Pour en finir avec cette vue méprisante du haut vers le bas

Réponse à la Chronique de Nicklaus Davey

Les belles-sœurs de Michel Tremblay sont des papotteuses qui parlent joual mais cela ne les empêche pas de dire des choses intelligentes sur leurs souffrances, sur leurs rêves, sur les autres, sur la politique et sur leur « petite vie ». Parfois elles disent leur révolte, avec humour, face à l’injustice qui les atteint jusqu’au plus intime d’elles-mêmes ; d’autres fois, elles rient du peu d’années qu’elles ont passé à l’école, de la langue pleine de fautes qu’elles parlent, des idées mal achevées, peu claires, qu’elles essaient de mettre en mots.

Ces belles-sœurs ne sont pas des expertes qui prétendent pouvoir offrir des recettes permettant de solutionner les problèmes de la société : elles sont tout simplement des gens bien ordinaires qui s’intéressent à la vie, à leur vie et à celle des autres, à leur famille et à la cité, apportant leur point de vue sur les choses sans la fausse prétention de l’intellectuel, dans la modestie de celles et de ceux qui osent dire quelque chose tout en ayant peur qu’on rira d’elles ou d’eux.

Et pourtant elles prennent courageusement la parole parce qu’elles se sentent portées par le devoir d’intervenir non seulement dans les conversations privées mais aussi dans les débats publics : elles ne veulent pas en effet laisser aux autres le soin de prendre tout seuls, à leur place, des décisions qui les concernent. Ce qu’elles ont à dire, elles le disent souvent maladroitement, sans y mettre les formes, parfois en passant à côté de la question dont on débat.

C’est ainsi que la démocratie est faite ou qu’elle devrait être faite, surtout à son palier le plus près des gens qui est celui de la vie municipale. Je ne parle pas ici de la démocratie des seuls jours d’élections mais de la démocratie plus réelle et plus fondamentale, celle-là qui se pratique dans les assemblées publiques, là où le droit de parler et de donner son opinion doit être considéré comme un droit primordial.

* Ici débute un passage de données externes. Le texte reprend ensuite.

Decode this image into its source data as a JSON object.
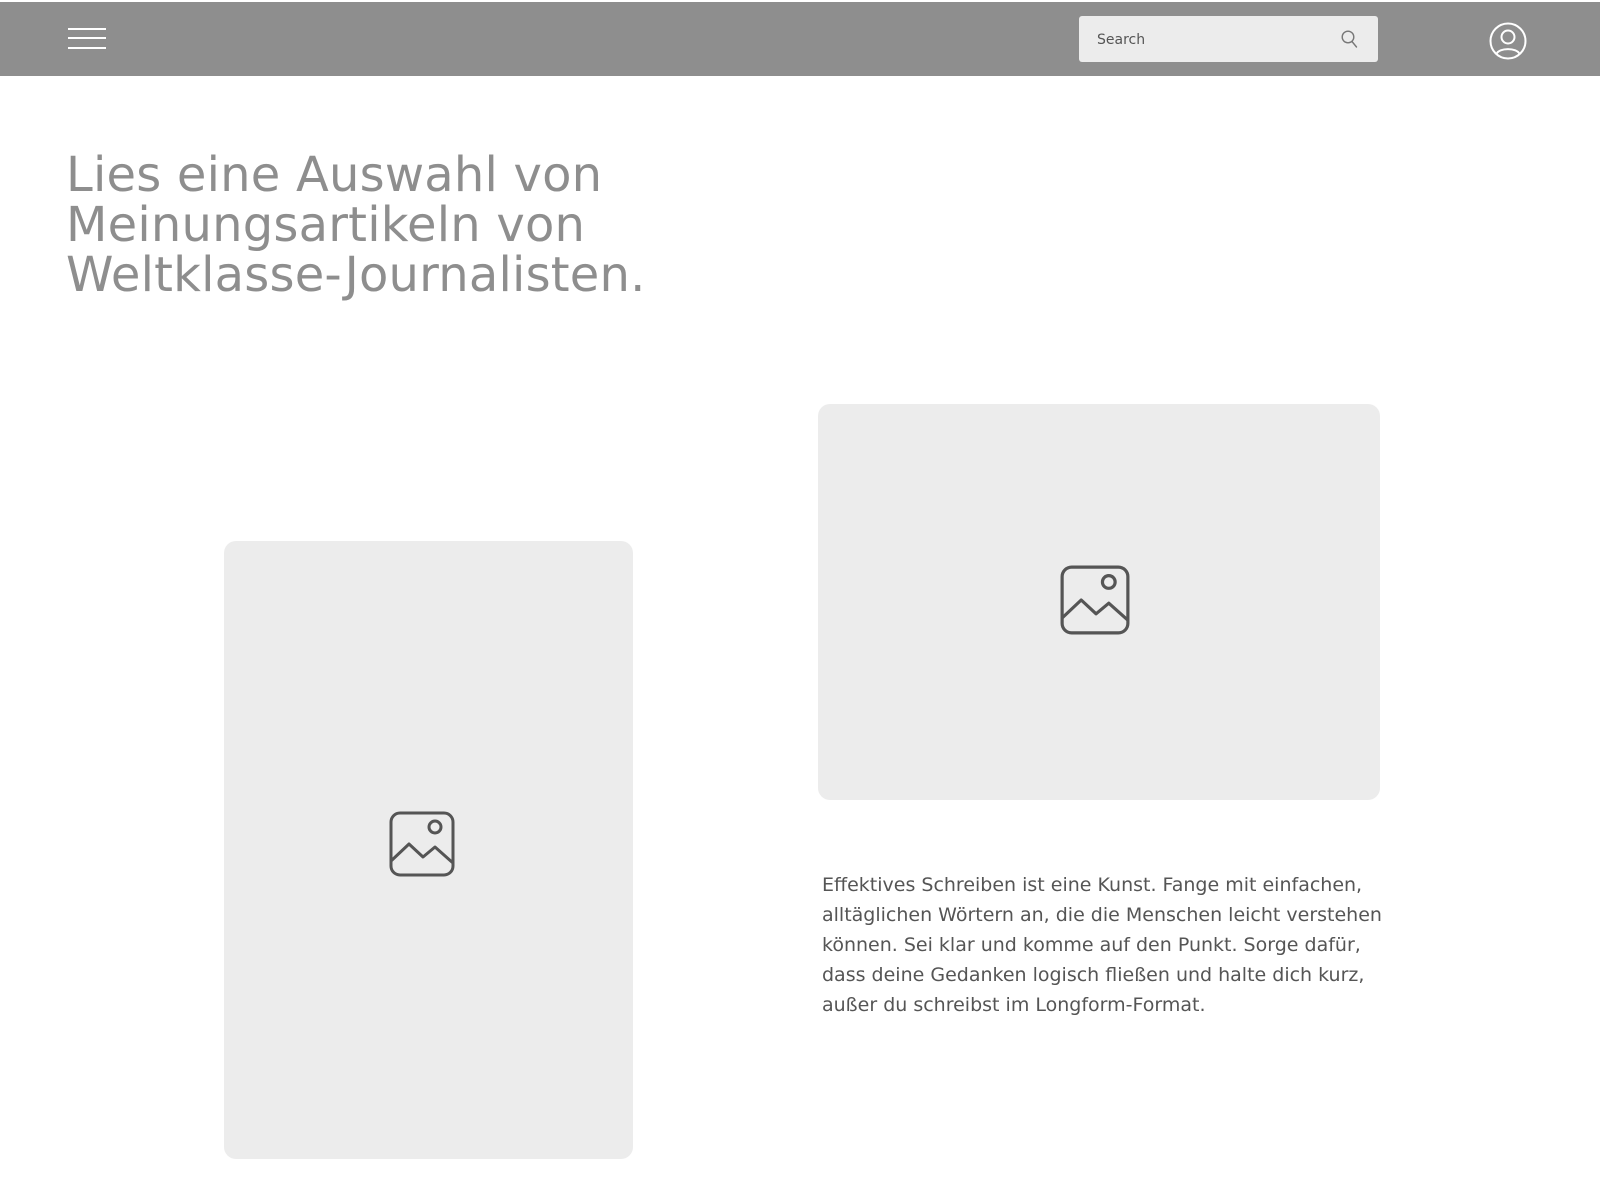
{
  "header": {
    "menu_icon": "hamburger-menu-icon",
    "search": {
      "placeholder": "Search",
      "icon": "search-icon"
    },
    "profile_icon": "user-profile-icon"
  },
  "main": {
    "headline": "Lies eine Auswahl von Meinungsartikeln von Weltklasse-Journalisten.",
    "images": [
      {
        "icon": "image-placeholder-icon"
      },
      {
        "icon": "image-placeholder-icon"
      }
    ],
    "body_text": "Effektives Schreiben ist eine Kunst. Fange mit einfachen, alltäglichen Wörtern an, die die Menschen leicht verstehen können. Sei klar und komme auf den Punkt. Sorge dafür, dass deine Gedanken logisch fließen und halte dich kurz, außer du schreibst im Longform-Format."
  },
  "colors": {
    "header_bg": "#8e8e8e",
    "headline": "#8e8e8e",
    "placeholder_bg": "#ececec",
    "text": "#555555",
    "search_bg": "#ececec"
  }
}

Les assemblées municipales sont bel et bien un lieu où les membres du Conseil ont à débattre entre eux afin de prendre les meilleures décisions possible pour l’ensemble de la collectivité ; elles sont aussi – il ne faut pas l’oublier – des sortes d’écoles où les citoyens pratiquent la vie démocratique en s’engageant dans les débats de la cité, en donnant leur opinion, fut-elle mal informée, et en la formulant dans le style qui est le leur, boiteux pour certains, peu clair et tout croche pour d’autres. On ne vient pas à l’assemblée municipale comme on va au théâtre ; les membres du conseil ne sont pas des acteurs qui sont les seuls à tenir un rôle.

En tant que premier magistrat, le maire d’une ville est le garant de la liberté de parole des citoyens et le protecteur de leur droit à se faire entendre, même lorsqu’une personne a peu à dire, qu’elle le dit fort mal et qu’on a l’impression qu’elle fait perdre son temps aux autres. On n’ira jamais trop loin dans la protection de la liberté de parole ; bien sûr on se doit d’exiger que le citoyen qui intervient publiquement le fasse dans le respect des opinions des autres, dans un style qui ne blesse personne et dans l’à-propos par rapport au sujet discuté.

Il est légitime de rappeler à l’ordre, avec politesse, la personne qui ne se soumettrait pas aux règles d’un décorum minimal. Pour moi, ce n’est pas l’abus du droit de parole qui me fait peur mais bien plutôt l’inverse : le refus de donner la parole à qui la demande m’apparaît être une sorte d’affront – peu importe de qui il s’agit – ; un tel refus est, selon les cas, tantôt un véritable abus d’autorité tantôt une censure, l’un et l’autre étant rarement justifiables.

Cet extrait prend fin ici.